Likewise for Queen Elizabeth II who last year celebrated 70 years of marriage to her third cousin Philip, a prince of both Greece and Denmark.

But married life hasn't agreed with three of their four children.

Prince Charles famously divorced Diana, Princess of Wales in 1996 after their fairytale marriage imploded, while his younger sister Princess Anne divorced Captain Mark Phillips in 1992 after 19 years together.

Their younger brother Prince Andrew's decade-long marriage to Sarah Ferguson also collapsed in 1996 following a series of scandals that included the Duchess of York having her toes sucked by her financial advisor John Bryan.

For Prince Charles' eldest son Prince William, his marriage to a middle-class woman from middle England, Catherine Middleton, appears strong with the couple having recently welcomed the arrival of their third child, Prince Louis.

Like William, Prince Harry has chosen to marry a commoner, American actress Meghan Markle - something unthinkable hundreds of years ago.

"The thing people love about Harry and Meghan is that they seem very at ease with each other and they aren't shy about displaying their affection for each other and now that's very much part of what people want to see as part of an authentic royal match," Dr Whitelock said.

Harry's marriage to an bi-racial American divorcee is also being interpreted by some as a move by the royal family towards being more inclusive and diverse.

"But I think people need to be careful not to read into it that there's been a sort of massive shift in the British monarchy in what's now acceptable and permissible," Dr Whitelock said.

"I think if Harry had wanted to marry Meghan in his early 20s when he was seen as a tearaway prince it would have been a different question.

"But also it's because he's not going to inherit the throne, so it's less of a radical departure than people think."

What was way too radical was when the Queen's uncle King Edward VIII wanted to marry the twice-divorced American socialite Wallis Simpson.

Edward was forced to abdicate in 1936 because Church of England officials didn't want him to marry Mrs Simpson because her former two husbands were still alive.

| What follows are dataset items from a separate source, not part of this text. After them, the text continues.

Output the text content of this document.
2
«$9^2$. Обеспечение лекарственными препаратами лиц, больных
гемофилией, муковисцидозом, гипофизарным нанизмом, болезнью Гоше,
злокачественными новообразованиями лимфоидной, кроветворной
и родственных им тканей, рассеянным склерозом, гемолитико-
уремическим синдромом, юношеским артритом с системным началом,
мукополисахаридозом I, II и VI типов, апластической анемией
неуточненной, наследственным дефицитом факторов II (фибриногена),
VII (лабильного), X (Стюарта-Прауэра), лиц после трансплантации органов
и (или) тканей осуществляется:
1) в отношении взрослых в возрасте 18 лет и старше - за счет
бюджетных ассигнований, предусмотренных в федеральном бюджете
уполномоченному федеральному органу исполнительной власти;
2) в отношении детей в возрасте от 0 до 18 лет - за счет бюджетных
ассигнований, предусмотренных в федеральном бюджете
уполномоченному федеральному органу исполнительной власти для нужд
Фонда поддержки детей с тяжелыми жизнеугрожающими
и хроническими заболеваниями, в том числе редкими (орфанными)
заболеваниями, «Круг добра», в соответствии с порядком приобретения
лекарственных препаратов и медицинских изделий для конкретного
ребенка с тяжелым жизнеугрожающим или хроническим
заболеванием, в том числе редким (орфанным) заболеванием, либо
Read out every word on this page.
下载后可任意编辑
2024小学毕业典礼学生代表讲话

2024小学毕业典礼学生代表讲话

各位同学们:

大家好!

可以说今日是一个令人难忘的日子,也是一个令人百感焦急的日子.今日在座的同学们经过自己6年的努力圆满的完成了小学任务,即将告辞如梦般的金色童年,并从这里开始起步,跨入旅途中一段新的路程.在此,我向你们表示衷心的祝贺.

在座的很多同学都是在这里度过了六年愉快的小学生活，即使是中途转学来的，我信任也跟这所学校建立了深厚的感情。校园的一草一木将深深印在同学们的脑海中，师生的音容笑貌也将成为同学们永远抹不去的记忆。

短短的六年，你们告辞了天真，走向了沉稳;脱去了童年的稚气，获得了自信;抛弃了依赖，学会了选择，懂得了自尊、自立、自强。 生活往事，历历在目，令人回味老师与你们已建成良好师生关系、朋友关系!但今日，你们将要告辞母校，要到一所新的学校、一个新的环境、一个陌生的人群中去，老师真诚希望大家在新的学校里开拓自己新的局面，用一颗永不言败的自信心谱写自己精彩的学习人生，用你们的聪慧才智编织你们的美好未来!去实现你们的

The couple did marry a year later, by which time Edward's brother King George VI, the current Queen's father, was on the throne.

With that scandal long gone, Dr Whitelock believes the royal family is enjoying a bit of a renaissance.

And while Harry's union with Meghan is not one based on diplomacy, Dr Whitelock believes the couple could exert some "soft" political power, particularly in Commonwealth countries, which Harry has said he is keen to focus on.

"The kind of injection of energy and attention for the Commonwealth from Harry and Meghan is really smart and it gives them a role that's distinct from Kate and William," she said.

"So while it's not a political alliance as such, I think that they will be used in a kind of political with a small 'p' way if nothing else to sure up the position of the British monarchy."